My girlfriend and I started this journey of analog photography with an Olympus OM10 three years ago. Now we shoot almost every day, we develop and scan all of our film and I couldn’t be happier.
As a commercial photographer I was starting to become bored of the ease and predictability of digital. When you’re able to shoot 200+ photos per session the value of those pictures are more or less 1/200… That’s one of the reasons I love medium format specially, I think that 10, 12, 16 frames are more than enough to get the sense of what you’re trying to capture. More than this it’s just background noise, get to the point. Think, shoot and develop.
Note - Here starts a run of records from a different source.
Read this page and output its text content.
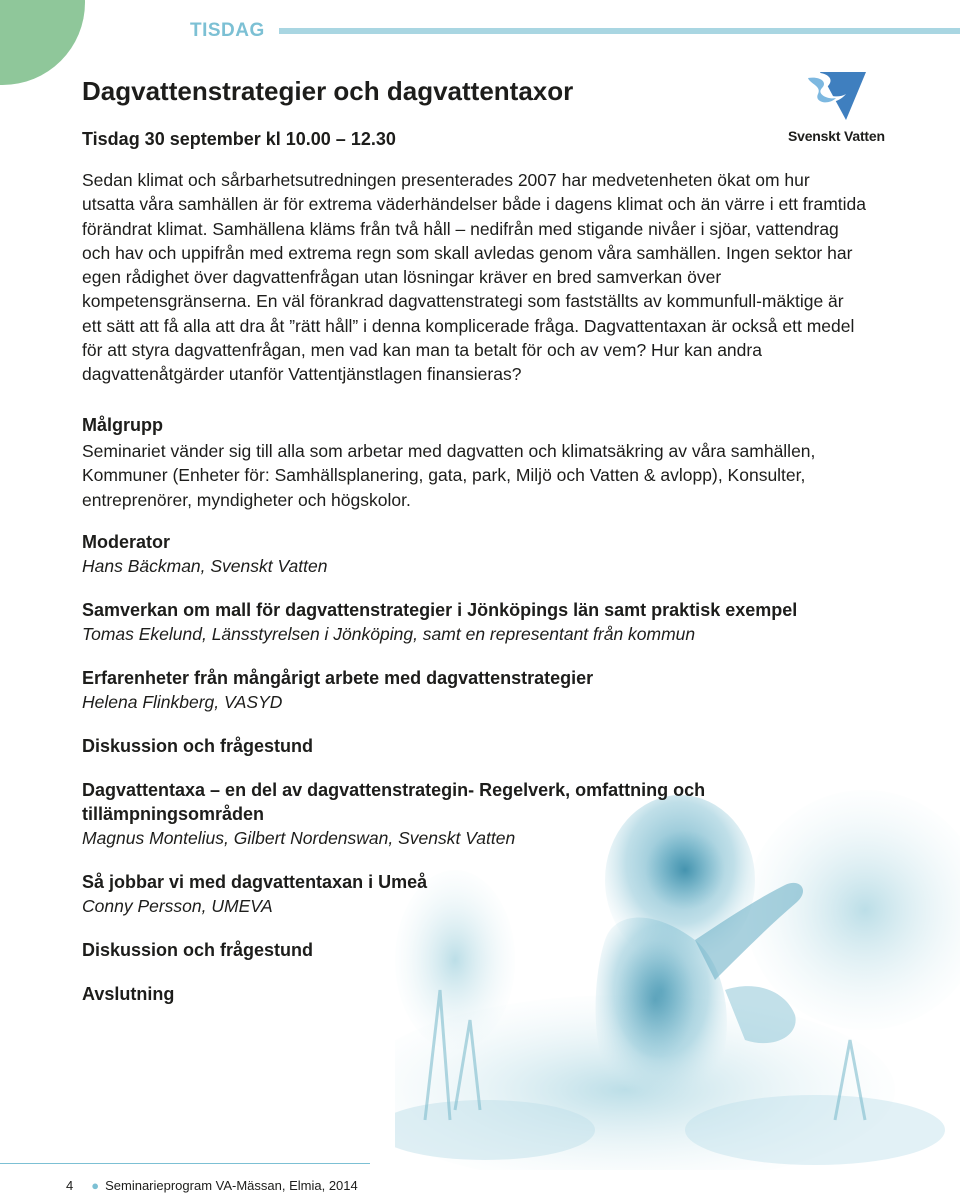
TISDAG
Svenskt Vatten
Dagvattenstrategier och dagvattentaxor
Tisdag 30 september kl 10.00 – 12.30

Sedan klimat och sårbarhetsutredningen presenterades 2007 har medvetenheten ökat om hur utsatta våra samhällen är för extrema väderhändelser både i dagens klimat och än värre i ett framtida förändrat klimat. Samhällena kläms från två håll – nedifrån med stigande nivåer i sjöar, vattendrag och hav och uppifrån med extrema regn som skall avledas genom våra samhällen. Ingen sektor har egen rådighet över dagvattenfrågan utan lösningar kräver en bred samverkan över kompetensgränserna. En väl förankrad dagvattenstrategi som fastställts av kommunfull-mäktige är ett sätt att få alla att dra åt ”rätt håll” i denna komplicerade fråga. Dagvattentaxan är också ett medel för att styra dagvattenfrågan, men vad kan man ta betalt för och av vem? Hur kan andra dagvattenåtgärder utanför Vattentjänstlagen finansieras?

Målgrupp
Seminariet vänder sig till alla som arbetar med dagvatten och klimatsäkring av våra samhällen, Kommuner (Enheter för: Samhällsplanering, gata, park, Miljö och Vatten & avlopp), Konsulter, entreprenörer, myndigheter och högskolor.
Moderator
Hans Bäckman, Svenskt Vatten
Samverkan om mall för dagvattenstrategier i Jönköpings län samt praktisk exempel
Tomas Ekelund, Länsstyrelsen i Jönköping, samt en representant från kommun
Erfarenheter från mångårigt arbete med dagvattenstrategier
Helena Flinkberg, VASYD
Diskussion och frågestund
Dagvattentaxa – en del av dagvattenstrategin- Regelverk, omfattning och tillämpningsområden
Magnus Montelius, Gilbert Nordenswan, Svenskt Vatten
Så jobbar vi med dagvattentaxan i Umeå
Conny Persson, UMEVA
Diskussion och frågestund
Avslutning
4 ● Seminarieprogram VA-Mässan, Elmia, 2014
I bought this RB67 a year ago from a retiring studio photographer, there are so many of them right now here in Spain, selling all their stuff. To be honest, I don’t use it so much. It’s really large and heavy, very clunky and awkward to hold. I’d rather pack my Hasselblad which is lighter and feels better in the hand, but I must admit this Mamiya is close to be the perfect camera in many other respects. And since I bought a grip for it and it’s a bit more comfy to use.
The focusing screen is bright, and the split screen is quite helpful for fine focusing, the bellows extension gives you the ability to focus super close, which is something I really like – details and close-ups are something I really value in a photo series.
Another key feature of the RB67 is the rotating back, I really miss it when I shoot with smaller 6×4.5 cameras. It inspires me to not get stuck on a portrait or landscape orientation, when I shoot it, every time I advance the film I rotate the back, that way I get one of each picture.
Last summer, we were at a party in my neighbour’s house by the river, when a nearby forest was struck by lighting and a huge wildfire started. These summer storms can get really dangerous when the plants are all dry. We could see the 20 meter flames from the house, it wasn’t a big loss because it was just re-planted trees, but it was a bit sad.
A couple of days later, when the fire was extinguished, my girlfriend and I decided to go there, explore the area and take a look of the damage, we found this desolate landscape.
I shot a roll of Portra 400 in almost no time, the light was harsh, but I metered for the shadows at ISO 200, so the shadows have some detail. The roll was, as always, developed and scanned at home. Living in a medium/small sized town in Spain doesn’t give you many options with film.
My girlfriend used to do some modelling work, so it’s really easy to take pictures of her, she’s almost always my subject. I found in these pictures a beautiful contrast between the beauty and the fragility of the human being and the roughness of the life we live in, which inspired me to continue to explore the concept of individualism through images.